Discrete Random Variables - Definition
A random variable is a variable that takes on one of multiple different values, each occurring with some probability. When there are a finite (or countable) number of such values, the random variable is discrete. Random variables contrast with "regular" variables, which have a fixed (though often unknown) value.
For instance, a single roll of a standard die can be modeled by the random variable
\[ X = \begin{cases} 1: \text{ die shows 1} \\ 2: \text{ die shows 2} \\ 3: \text{ die shows 3} \\ 4: \text{ die shows 4} \\ 5: \text{ die shows 5} \\ 6: \text{ die shows 6}, \end{cases}\]
where each case occurs with probability \(\frac{1}{6}\).
Random variables are important in several areas of statistics; in fact, the standard probability distributions can be viewed as random variables.
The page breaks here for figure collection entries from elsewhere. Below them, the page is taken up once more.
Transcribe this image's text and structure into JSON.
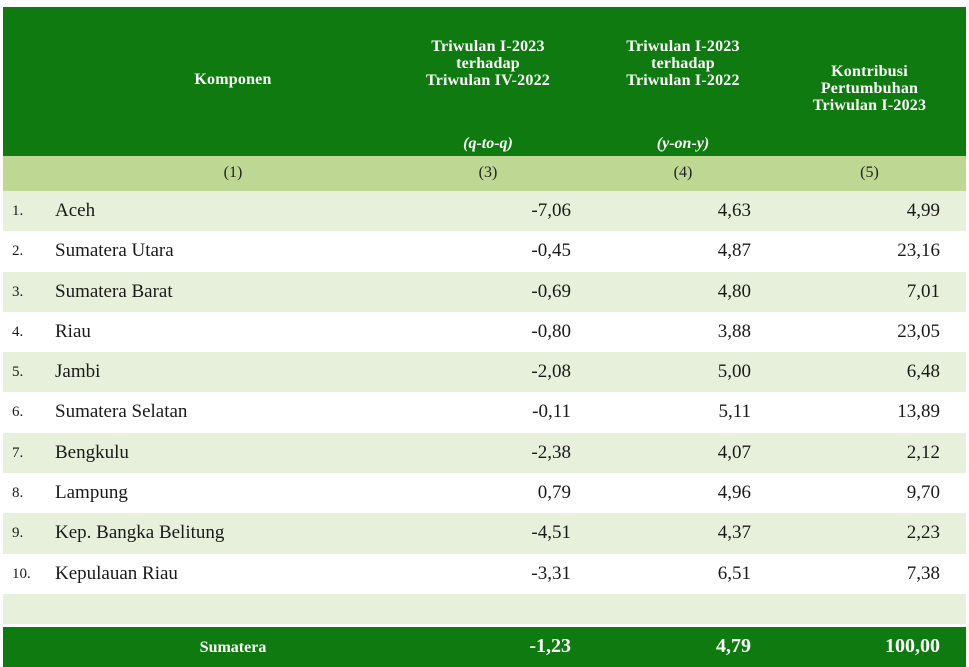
{
  "header": {
    "komponen": "Komponen",
    "col3": [
      "Triwulan I-2023",
      "terhadap",
      "Triwulan IV-2022"
    ],
    "col4": [
      "Triwulan I-2023",
      "terhadap",
      "Triwulan I-2022"
    ],
    "col5": [
      "Kontribusi",
      "Pertumbuhan",
      "Triwulan I-2023"
    ],
    "col3_sub": "(q-to-q)",
    "col4_sub": "(y-on-y)"
  },
  "numbering": {
    "c1": "(1)",
    "c3": "(3)",
    "c4": "(4)",
    "c5": "(5)"
  },
  "rows": [
    {
      "no": "1.",
      "name": "Aceh",
      "qtq": "-7,06",
      "yoy": "4,63",
      "kontribusi": "4,99"
    },
    {
      "no": "2.",
      "name": "Sumatera Utara",
      "qtq": "-0,45",
      "yoy": "4,87",
      "kontribusi": "23,16"
    },
    {
      "no": "3.",
      "name": "Sumatera Barat",
      "qtq": "-0,69",
      "yoy": "4,80",
      "kontribusi": "7,01"
    },
    {
      "no": "4.",
      "name": "Riau",
      "qtq": "-0,80",
      "yoy": "3,88",
      "kontribusi": "23,05"
    },
    {
      "no": "5.",
      "name": "Jambi",
      "qtq": "-2,08",
      "yoy": "5,00",
      "kontribusi": "6,48"
    },
    {
      "no": "6.",
      "name": "Sumatera Selatan",
      "qtq": "-0,11",
      "yoy": "5,11",
      "kontribusi": "13,89"
    },
    {
      "no": "7.",
      "name": "Bengkulu",
      "qtq": "-2,38",
      "yoy": "4,07",
      "kontribusi": "2,12"
    },
    {
      "no": "8.",
      "name": "Lampung",
      "qtq": "0,79",
      "yoy": "4,96",
      "kontribusi": "9,70"
    },
    {
      "no": "9.",
      "name": "Kep. Bangka Belitung",
      "qtq": "-4,51",
      "yoy": "4,37",
      "kontribusi": "2,23"
    },
    {
      "no": "10.",
      "name": "Kepulauan Riau",
      "qtq": "-3,31",
      "yoy": "6,51",
      "kontribusi": "7,38"
    }
  ],
  "total": {
    "label": "Sumatera",
    "qtq": "-1,23",
    "yoy": "4,79",
    "kontribusi": "100,00"
  },
  "colors": {
    "header_green": "#0f7a10",
    "number_row_green": "#bed793",
    "stripe_green": "#e6f0da"
  }
}
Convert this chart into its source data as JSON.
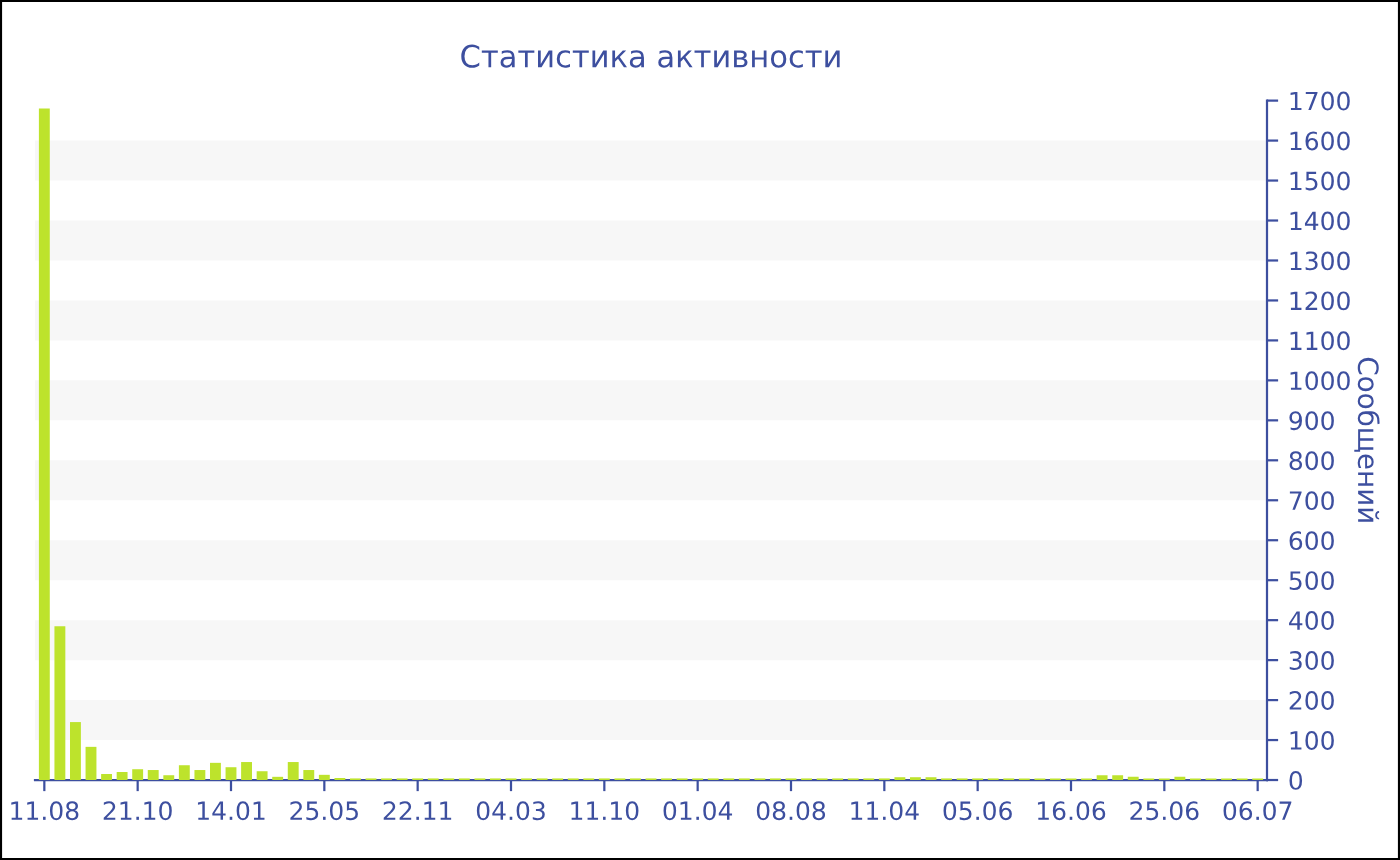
{
  "chart_data": {
    "type": "bar",
    "title": "Статистика активности",
    "ylabel": "Сообщений",
    "categories": [
      "11.08",
      null,
      null,
      null,
      null,
      null,
      "21.10",
      null,
      null,
      null,
      null,
      null,
      "14.01",
      null,
      null,
      null,
      null,
      null,
      "25.05",
      null,
      null,
      null,
      null,
      null,
      "22.11",
      null,
      null,
      null,
      null,
      null,
      "04.03",
      null,
      null,
      null,
      null,
      null,
      "11.10",
      null,
      null,
      null,
      null,
      null,
      "01.04",
      null,
      null,
      null,
      null,
      null,
      "08.08",
      null,
      null,
      null,
      null,
      null,
      "11.04",
      null,
      null,
      null,
      null,
      null,
      "05.06",
      null,
      null,
      null,
      null,
      null,
      "16.06",
      null,
      null,
      null,
      null,
      null,
      "25.06",
      null,
      null,
      null,
      null,
      null,
      "06.07"
    ],
    "values": [
      1680,
      385,
      145,
      83,
      15,
      20,
      27,
      25,
      12,
      37,
      25,
      43,
      32,
      45,
      22,
      8,
      45,
      25,
      13,
      5,
      4,
      4,
      4,
      4,
      4,
      4,
      4,
      4,
      4,
      4,
      4,
      4,
      4,
      4,
      4,
      4,
      4,
      4,
      4,
      4,
      4,
      4,
      4,
      4,
      4,
      4,
      4,
      4,
      4,
      4,
      4,
      4,
      4,
      4,
      4,
      7,
      7,
      7,
      4,
      4,
      4,
      4,
      4,
      4,
      4,
      4,
      4,
      4,
      12,
      12,
      8,
      4,
      4,
      8,
      4,
      4,
      4,
      4,
      4
    ],
    "color": "#bde32c",
    "ylim": [
      0,
      1700
    ],
    "yticks": [
      0,
      100,
      200,
      300,
      400,
      500,
      600,
      700,
      800,
      900,
      1000,
      1100,
      1200,
      1300,
      1400,
      1500,
      1600,
      1700
    ],
    "bands": [
      {
        "axis": "y",
        "from": 100,
        "to": 200,
        "color": "#f7f7f7"
      },
      {
        "axis": "y",
        "from": 300,
        "to": 400,
        "color": "#f7f7f7"
      },
      {
        "axis": "y",
        "from": 500,
        "to": 600,
        "color": "#f7f7f7"
      },
      {
        "axis": "y",
        "from": 700,
        "to": 800,
        "color": "#f7f7f7"
      },
      {
        "axis": "y",
        "from": 900,
        "to": 1000,
        "color": "#f7f7f7"
      },
      {
        "axis": "y",
        "from": 1100,
        "to": 1200,
        "color": "#f7f7f7"
      },
      {
        "axis": "y",
        "from": 1300,
        "to": 1400,
        "color": "#f7f7f7"
      },
      {
        "axis": "y",
        "from": 1500,
        "to": 1600,
        "color": "#f7f7f7"
      }
    ]
  }
}
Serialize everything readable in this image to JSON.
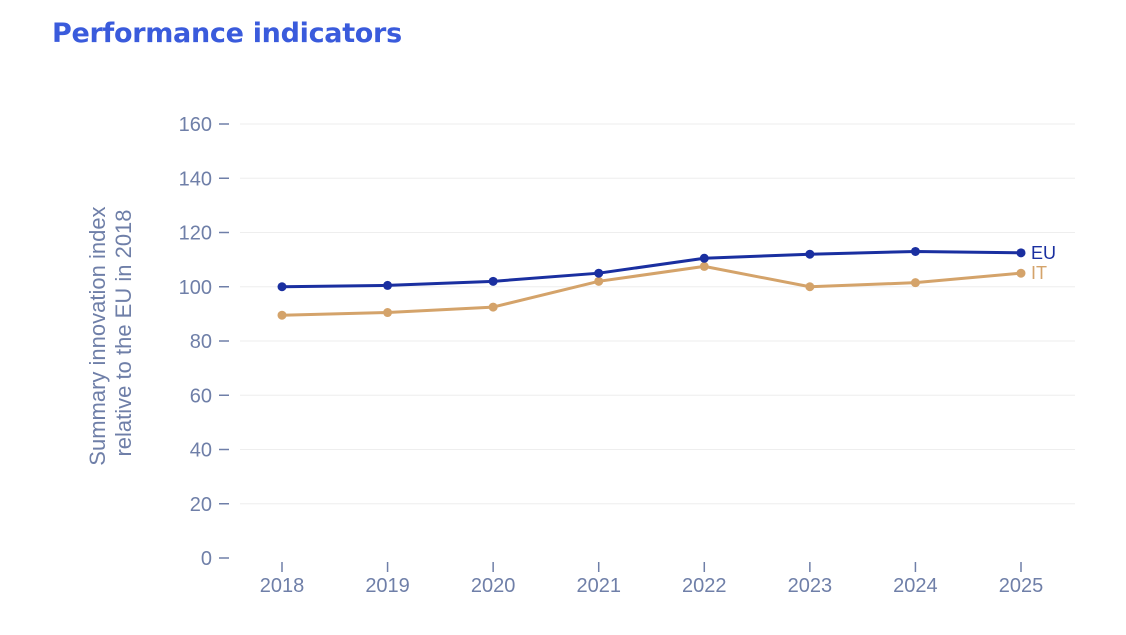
{
  "page": {
    "title": "Performance indicators"
  },
  "colors": {
    "title": "#3a5bdc",
    "axis_text": "#6f7fa8",
    "grid": "#eeeeee",
    "EU": "#1a2fa0",
    "IT": "#d4a36a"
  },
  "chart_data": {
    "type": "line",
    "title": "",
    "xlabel": "",
    "ylabel_lines": [
      "Summary innovation index",
      "relative to the EU in 2018"
    ],
    "x": [
      "2018",
      "2019",
      "2020",
      "2021",
      "2022",
      "2023",
      "2024",
      "2025"
    ],
    "ylim": [
      0,
      160
    ],
    "yticks": [
      0,
      20,
      40,
      60,
      80,
      100,
      120,
      140,
      160
    ],
    "grid": true,
    "legend": "end-of-line labels",
    "series": [
      {
        "name": "EU",
        "color": "#1a2fa0",
        "values": [
          100,
          100.5,
          102,
          105,
          110.5,
          112,
          113,
          112.5
        ]
      },
      {
        "name": "IT",
        "color": "#d4a36a",
        "values": [
          89.5,
          90.5,
          92.5,
          102,
          107.5,
          100,
          101.5,
          105
        ]
      }
    ]
  }
}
They also model situations involving conditional probability as well as problems involving linearity of expectation.
Contents
Formal Definition
A probability space consists of
- a sample space \(\Omega\), the set of all possible outcomes,
- a set of events \(\mathcal{F}\), where each event is a subset of \(\Omega,\) and
- a function \(P: \mathcal{F} \rightarrow \mathbb{R}\), which assigns a probability to each event.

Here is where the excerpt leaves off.